Addressing our carbon footprint

At Etsy, we take our environmental impact seriously, acknowledging the role that our business and industry play in contributing to global climate change. In this section, we’ll summarize our total carbon footprint in the spirit of transparency. We’re committed to addressing and reducing these impacts through innovative carbon reduction and offset programs, as well as investments in renewable energy to power our operations.

We report our carbon emissions in alignment with the Greenhouse Gas Protocol, the industry standard and international tool for greenhouse gas accounting. Our emissions from all aspects of our business operations are broken into three categories or scopes, and are defined below.

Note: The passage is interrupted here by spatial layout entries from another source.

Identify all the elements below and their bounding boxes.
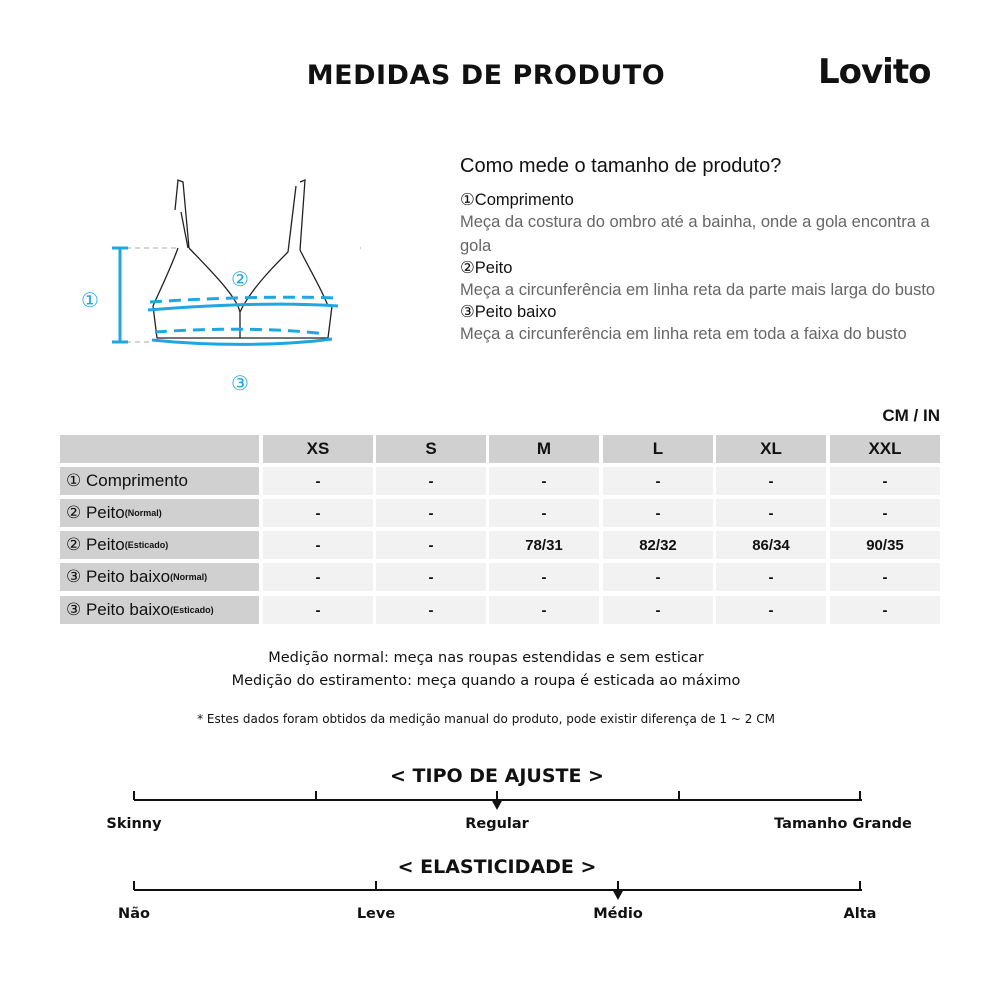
page-title: MEDIDAS DE PRODUTO bbox=[306, 60, 666, 91]
note-normal: Medição normal: meça nas roupas estendid… bbox=[268, 650, 704, 666]
table-cell: - bbox=[603, 467, 713, 495]
measure-desc-bust: Meça a circunferência em linha reta da p… bbox=[460, 281, 936, 299]
row-label-sub: (Esticado) bbox=[170, 605, 214, 615]
table-cell: - bbox=[376, 531, 486, 559]
measure-head-underbust: ③Peito baixo bbox=[460, 303, 557, 321]
bra-outline bbox=[152, 179, 333, 339]
table-cell: - bbox=[716, 563, 826, 591]
table-cell: - bbox=[263, 596, 373, 624]
elasticity-tick bbox=[859, 881, 861, 890]
fit-selected-marker bbox=[491, 799, 503, 810]
table-cell: 86/34 bbox=[716, 531, 826, 559]
unit-label: CM / IN bbox=[882, 406, 940, 425]
row-label-text: ① Comprimento bbox=[66, 471, 188, 490]
table-cell: - bbox=[489, 563, 599, 591]
elasticity-label: Médio bbox=[593, 906, 643, 922]
table-cell: - bbox=[263, 467, 373, 495]
how-to-measure-title: Como mede o tamanho de produto? bbox=[460, 155, 782, 177]
size-header-s: S bbox=[376, 435, 486, 463]
table-cell: - bbox=[376, 596, 486, 624]
row-label-text: ③ Peito baixo bbox=[66, 600, 171, 619]
size-header-xl: XL bbox=[716, 435, 826, 463]
table-cell: - bbox=[830, 563, 940, 591]
label-2: ② bbox=[231, 267, 249, 291]
table-cell: - bbox=[489, 596, 599, 624]
row-label-sub: (Normal) bbox=[124, 508, 162, 518]
size-header-xxl: XXL bbox=[830, 435, 940, 463]
row-label-text: ② Peito bbox=[66, 535, 125, 554]
row-label: ③ Peito baixo (Esticado) bbox=[60, 596, 259, 624]
row-label-sub: (Esticado) bbox=[124, 540, 169, 550]
elasticity-line bbox=[134, 889, 862, 891]
size-header-l: L bbox=[603, 435, 713, 463]
table-cell: - bbox=[716, 596, 826, 624]
fit-tick bbox=[859, 791, 861, 800]
elasticity-label: Alta bbox=[843, 906, 877, 922]
note-stretch: Medição do estiramento: meça quando a ro… bbox=[231, 673, 741, 689]
row-label-sub: (Normal) bbox=[170, 572, 208, 582]
measure-head-length: ①Comprimento bbox=[460, 191, 574, 209]
table-cell: 82/32 bbox=[603, 531, 713, 559]
table-cell: - bbox=[603, 563, 713, 591]
row-label: ① Comprimento bbox=[60, 467, 259, 495]
table-cell: - bbox=[830, 596, 940, 624]
elasticity-tick bbox=[375, 881, 377, 890]
table-cell: - bbox=[830, 499, 940, 527]
fit-tick bbox=[133, 791, 135, 800]
fit-label: Tamanho Grande bbox=[774, 816, 912, 832]
table-cell: - bbox=[489, 499, 599, 527]
elasticity-title: < ELASTICIDADE > bbox=[397, 856, 597, 878]
table-cell: - bbox=[263, 563, 373, 591]
row-label-text: ② Peito bbox=[66, 503, 125, 522]
row-label: ② Peito (Normal) bbox=[60, 499, 259, 527]
size-header-m: M bbox=[489, 435, 599, 463]
elasticity-tick bbox=[133, 881, 135, 890]
elasticity-tick bbox=[617, 881, 619, 890]
measure-head-bust: ②Peito bbox=[460, 259, 513, 277]
table-cell: 78/31 bbox=[489, 531, 599, 559]
table-cell: - bbox=[376, 563, 486, 591]
elasticity-selected-marker bbox=[612, 889, 624, 900]
size-header-xs: XS bbox=[263, 435, 373, 463]
table-cell: - bbox=[489, 467, 599, 495]
row-label: ③ Peito baixo (Normal) bbox=[60, 563, 259, 591]
table-cell: - bbox=[716, 499, 826, 527]
table-cell: 90/35 bbox=[830, 531, 940, 559]
table-cell: - bbox=[263, 499, 373, 527]
brand-logo: Lovito bbox=[818, 52, 931, 92]
measurement-lines bbox=[112, 246, 339, 346]
table-header-corner bbox=[60, 435, 259, 463]
table-cell: - bbox=[376, 499, 486, 527]
table-cell: - bbox=[603, 499, 713, 527]
elasticity-label: Não bbox=[118, 906, 150, 922]
label-1: ① bbox=[81, 288, 99, 312]
label-3: ③ bbox=[231, 371, 249, 395]
fit-tick bbox=[315, 791, 317, 800]
fit-tick bbox=[496, 791, 498, 800]
fit-label: Skinny bbox=[106, 816, 162, 832]
table-cell: - bbox=[376, 467, 486, 495]
disclaimer: * Estes dados foram obtidos da medição m… bbox=[197, 712, 775, 726]
measure-desc-underbust: Meça a circunferência em linha reta em t… bbox=[460, 325, 907, 343]
measure-desc-length: Meça da costura do ombro até a bainha, o… bbox=[460, 213, 930, 255]
fit-type-title: < TIPO DE AJUSTE > bbox=[390, 765, 604, 787]
table-cell: - bbox=[830, 467, 940, 495]
table-cell: - bbox=[263, 531, 373, 559]
bra-measurement-diagram: ① ② ③ bbox=[81, 179, 361, 395]
fit-tick bbox=[678, 791, 680, 800]
elasticity-label: Leve bbox=[356, 906, 396, 922]
how-to-measure-list: ①Comprimento Meça da costura do ombro at… bbox=[460, 190, 940, 346]
table-cell: - bbox=[603, 596, 713, 624]
row-label-text: ③ Peito baixo bbox=[66, 567, 171, 586]
row-label: ② Peito (Esticado) bbox=[60, 531, 259, 559]
table-cell: - bbox=[716, 467, 826, 495]
fit-label: Regular bbox=[465, 816, 529, 832]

Summary of all carbon emissions in metric tons CO2e (MT CO2e)

Total 2015 Emissions: 89,510
Total 2014 Emissions: 80,810

2015 emissions can be represented as follows:
Scope Total metric tons CO2e
Scope 1 emissions from onsite combustion* 172
Scope 2 emissions from electricity* 2340
Scope 3 emissions from shipping 85687
Scope 3 emissions from business travel 804
Scope 3 emissions from commuting 428
Scope 3 emissions from content delivery networks 40
Scope 3 emissions from water and waste 39

Below we break out our 2015 and 2014 carbon emissions by their respective scope as well as examine our carbon emissions intensity by employee and Gross Merchandise Sales (GMS). These intensity metrics can help us better understand the relationship between the growth of our business and our carbon impacts. Between 2014 and 2015 our total emissions went up by 11%, while the change in our intensity metrics, MTCO2e per employee and MTCO2e per $1 million GMS, varied. See below for an explanation of the trends we see in each of our scopes.

Scope 1 - Direct emissions

These emissions are from onsite fuel combustion, which is used to heat a handful of our offices around the world. Our total emissions grew as a result of some offices acquiring new and additional spaces to accommodate the hiring of new employees, as well as better availability of data in 2015 than in 2014. But our emissions per employee went down due to improvements in space efficiency utilization.

Year Total scope 1 emissions Total scope 1 emissions per employee Total scope 1 emissions per $1 million GMS
2015 172 MTCO2e* 0.26 MTCO2e 0.07 MTCO2e
2014 144 MTCO2e 0.29 MTCO2e 0.075 MTCO2e
Scope 2 - Indirect emissions

These emissions are from the purchase of electricity used to power our offices and data centers, globally. In 2015, we began construction of our new headquarters in Brooklyn as well as increased our power use at our data centers to support our growing business. For more detail on our energy use, click here.

Year Total scope 2 emissions Total scope 2 emissions per employee Total scope 2 emissions per $1 million GMS
2015 2340 MTCO2e* 3.12 MTCO2e 0.98 MTCO2e
2014 1522 MTCO2e 2.85 MTCO2e 0.79 MTCO2e
Scope 3 - Other indirect emissions

These emissions are from: marketplace shipping (shipping between buyers and sellers), business travel, commuting, Content Delivery Networks (aka CDNs), transmission of water, and methane gas production from waste. Since more than 95% of our total scope 3 emissions come from marketplace shipping the trends discussed here are driving the trends we see in the table below.

Year Total scope 3 emissions Total scope 3 emissions per employee Total scope 3 emissions per $1 million GMS
2015 86,998 MTCO2e 114.72 MTCO2e 36.4 MTCO2e
2014 79,144 MT CO2e 136.55 MTCO2e 41.12 MTCO2e
A note about the quality of our data

Each year we aim to increase the quality of the data reported. In 2015 we chose to revise our 2013-2014 GHG emissions after migrating our data to a new environmental management platform where updated emissions factors were applied. This allows us to provide accurate comparisons between the data year over year. In addition, as tenants of leased facilities, we do not yet have access to data related to heat source or generator diesel use in our data centers, the heat source in our new Brooklyn office, complete refrigerant sources, and our shared building common spaces energy sources. We are pursuing these data for future reports. In addition, we will continue to track and report our carbon emissions with the aim of better understanding the relationship between the growth of our business and the growth of our carbon footprint, and exploring initiatives that decouple carbon impacts from business expansion.

*Etsy commissioned PricewaterhouseCoopers LLP ("PwC") to provide third-party assurance of this data (for the period from January 1, 2015 to December 31, 2015) in our 2015 Progress Report. For full details, see PwC's Report of Independent Accountants.

This represents data received from one Content Delivery Network provider. We are working to get data from all providers in the future.

We did not have sufficient refrigerant source data to estimate refrigerant gas loss for our San Francisco, Brooklyn, Dublin and Berlin offices and three data centers in 2015.